DataFrames are essential for high-performance code, but sadly lag behind in development experience in Scala. When we started migrating our existing Spark application from RDDs to DataFrames at Whitepages, we had to scratch our heads real hard to come up with a good solution. DataFrames come at a loss of compile-time type safety and there is limited support for encoding JVM types.
We wanted more descriptive types without the overhead of Dataset operations. The data binding API should be extendable. Schema for input files should be generated from classes when we don’t want inference. UDFs should be more type-safe. Spark does not provide these natively, but with the help of shapeless and type-level programming we found a solution to nearly all of our wishes. We migrated the RDD code without any of the following: changing our domain entities, writing schema description or breaking binary compatibility with our existing formats. Instead we derived schema, data binding and UDFs, and tried to sacrifice the least amount of type safety while still enjoying the performance of DataFrames.
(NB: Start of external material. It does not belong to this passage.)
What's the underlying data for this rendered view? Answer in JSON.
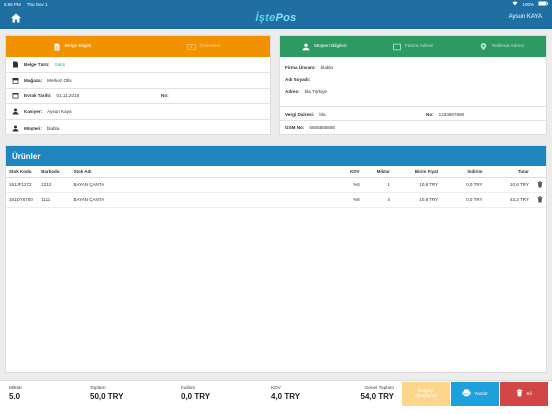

Session hashtag: #SAISEnt5
Dávid acquired an M.Sc. in Software Engineering from Budapest University of Technology and Economics, where he specialized in distributed systems. He got acquinted with Scala as an intern 4 years ago. Since then he worked with various programming languages, but Scala remained one of his favorites. Dávid's past projects include a graph database search engine, and distributed error tracing for microservices. He is currently working as a Software Engineer at the Budapest office of Whitepages, where he and his collegues develop the ingestion pipeline of the data lake that powers the core search engine, which answer to over 2 million queries every day. He holds a personal programming blog, and a love for electronic music.